Was sich für den ein oder anderen trivial anhören mag, ist jedoch entscheidend, wenn du wirklich etwas an dir verändern möchtest.

In sozialpsychologischen Studien hat sich immer wieder gezeigt, dass Personen, die ein zielbezogenes Denken aufweisen („outcome-based“) weitaus weniger häufig ihre Ziele erreichen, als diejenigen, die nicht an ihr Ziel denken und sich auf das Verhalten konzentrieren („process-based“).

Denn erst wenn du deinen Fokus auf das Verhalten und nicht auf das Ziel setzt, stellst du dir die richtigen Fragen, die dich voran bringen. 

Nicht: „Welches Training bringt mich am schnellsten zum Ziel?“

Sondern:Welches Training macht mir am meisten Spaß?“ 

Nicht: „Wie viel wiege ich heute?“

Sondern:Was soll ich als nächstes kochen, was mir schmeckt und gut bekommt?“ 

Nicht: „Kann ich mein Ziel noch erreichen, wenn ich die Trainingseinheit ausfallen lasse?“

Sondern:Wann schaffe ich meine Trainingseinheit trotz der Termine?“ 

Du machst dir Gedanken darüber, wie du tatsächlich dein Training und deine Ernährung alltagstauglich umsetzen kannst. Und dein Fitnessziel? Das ist nice to have, aber nicht entscheidend.

Fazit: Werde vom Ziel-Verfolger zum Prozess-Meister

Fitnessziele sind kein Garant für Erfolg

Fitnessziele sind kein Garant für Erfolg – oft sind sie sogar die größte Hürde. Sie suggerieren uns Kontrolle über unsere Biologie, die wir nicht haben, verstricken uns in frustrierenden Details und lassen uns in einem permanenten Gefühl des Mangels zurück.

Der stoische Ausweg ist so simpel wie befreiend: Hör auf, dein Glück von einer Zahl auf der Waage oder einem Datum im Kalender abhängig zu machen. Dein Körper ist kein Projekt, das man „abschließt“, sondern dein lebenslanger Begleiter.
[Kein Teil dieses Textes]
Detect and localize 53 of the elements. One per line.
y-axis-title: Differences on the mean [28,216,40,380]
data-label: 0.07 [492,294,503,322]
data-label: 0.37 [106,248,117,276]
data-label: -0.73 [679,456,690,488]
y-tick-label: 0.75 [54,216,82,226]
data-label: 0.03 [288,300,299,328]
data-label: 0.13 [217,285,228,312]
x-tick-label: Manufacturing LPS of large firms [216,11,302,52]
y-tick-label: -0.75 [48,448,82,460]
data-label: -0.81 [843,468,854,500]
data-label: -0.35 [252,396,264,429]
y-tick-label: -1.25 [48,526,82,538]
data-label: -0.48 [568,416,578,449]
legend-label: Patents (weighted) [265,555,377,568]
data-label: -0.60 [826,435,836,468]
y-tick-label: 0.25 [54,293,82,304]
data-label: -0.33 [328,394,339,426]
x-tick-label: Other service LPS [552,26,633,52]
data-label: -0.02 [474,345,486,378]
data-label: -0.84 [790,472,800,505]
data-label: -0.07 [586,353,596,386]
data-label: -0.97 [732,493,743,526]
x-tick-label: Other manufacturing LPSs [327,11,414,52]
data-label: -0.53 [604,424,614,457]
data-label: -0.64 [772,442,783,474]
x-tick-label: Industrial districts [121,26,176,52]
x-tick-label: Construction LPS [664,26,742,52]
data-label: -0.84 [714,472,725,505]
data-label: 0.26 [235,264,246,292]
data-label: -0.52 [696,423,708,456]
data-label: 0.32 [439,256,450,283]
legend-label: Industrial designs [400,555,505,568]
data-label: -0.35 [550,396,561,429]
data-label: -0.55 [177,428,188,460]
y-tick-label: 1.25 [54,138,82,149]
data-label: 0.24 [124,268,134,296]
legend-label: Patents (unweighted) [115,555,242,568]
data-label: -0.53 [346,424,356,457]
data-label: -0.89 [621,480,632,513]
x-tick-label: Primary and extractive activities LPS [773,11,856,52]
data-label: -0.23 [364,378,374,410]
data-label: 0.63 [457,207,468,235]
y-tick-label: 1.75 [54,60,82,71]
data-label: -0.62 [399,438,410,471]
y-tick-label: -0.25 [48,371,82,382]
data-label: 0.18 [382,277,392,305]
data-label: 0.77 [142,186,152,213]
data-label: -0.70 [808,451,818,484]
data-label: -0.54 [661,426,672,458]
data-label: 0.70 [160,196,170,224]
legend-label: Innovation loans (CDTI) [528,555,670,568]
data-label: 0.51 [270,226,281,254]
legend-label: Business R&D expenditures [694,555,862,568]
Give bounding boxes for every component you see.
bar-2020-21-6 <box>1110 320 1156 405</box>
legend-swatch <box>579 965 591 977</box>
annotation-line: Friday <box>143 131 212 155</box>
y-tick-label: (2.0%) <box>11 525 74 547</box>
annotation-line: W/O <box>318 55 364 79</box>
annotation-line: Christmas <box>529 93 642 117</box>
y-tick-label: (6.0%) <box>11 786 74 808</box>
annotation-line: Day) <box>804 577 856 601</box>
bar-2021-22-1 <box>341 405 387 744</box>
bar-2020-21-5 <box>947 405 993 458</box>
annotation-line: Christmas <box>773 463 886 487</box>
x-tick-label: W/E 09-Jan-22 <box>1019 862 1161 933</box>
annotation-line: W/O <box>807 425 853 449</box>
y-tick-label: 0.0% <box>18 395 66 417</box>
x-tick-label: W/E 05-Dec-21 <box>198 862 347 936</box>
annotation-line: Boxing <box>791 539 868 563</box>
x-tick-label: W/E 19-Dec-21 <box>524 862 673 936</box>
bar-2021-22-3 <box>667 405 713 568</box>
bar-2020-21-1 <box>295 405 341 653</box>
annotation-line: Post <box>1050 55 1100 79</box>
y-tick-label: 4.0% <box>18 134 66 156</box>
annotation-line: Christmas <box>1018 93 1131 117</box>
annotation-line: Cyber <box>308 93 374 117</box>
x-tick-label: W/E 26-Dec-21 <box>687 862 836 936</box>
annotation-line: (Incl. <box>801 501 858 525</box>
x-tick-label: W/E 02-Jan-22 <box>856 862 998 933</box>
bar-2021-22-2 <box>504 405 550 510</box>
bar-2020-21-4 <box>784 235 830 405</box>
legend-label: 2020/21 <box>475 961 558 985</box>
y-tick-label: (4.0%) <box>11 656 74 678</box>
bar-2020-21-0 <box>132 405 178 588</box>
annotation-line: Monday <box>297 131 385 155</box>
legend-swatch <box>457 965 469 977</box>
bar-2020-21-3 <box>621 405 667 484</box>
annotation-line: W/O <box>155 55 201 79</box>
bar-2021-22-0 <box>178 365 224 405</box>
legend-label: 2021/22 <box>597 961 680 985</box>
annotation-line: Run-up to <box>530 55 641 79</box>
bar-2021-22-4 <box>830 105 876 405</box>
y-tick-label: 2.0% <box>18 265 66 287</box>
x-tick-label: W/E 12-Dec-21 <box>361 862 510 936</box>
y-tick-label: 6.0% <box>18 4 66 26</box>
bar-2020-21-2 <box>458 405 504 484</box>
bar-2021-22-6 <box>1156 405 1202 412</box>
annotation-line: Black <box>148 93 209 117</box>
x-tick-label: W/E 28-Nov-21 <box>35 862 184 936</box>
Wenn du den Fokus von der Ziellinie auf den nächsten Schritt verlagerst, passiert etwas Magisches: Der Druck verschwindet. Du beginnst, Entscheidungen zu treffen, die gut für dich sind – nicht weil du musst, sondern weil es deinem Wesen entspricht.

Deine stoische Challenge für heute: Vergiss für einen Moment dein großes Ziel. Frage dich stattdessen: „Was ist die eine Sache, die ich heute für meinen Körper tun kann, die sich gut anfühlt und die ich auch in zehn Jahren noch tun möchte?“ Genau dort beginnt wahre Fitness.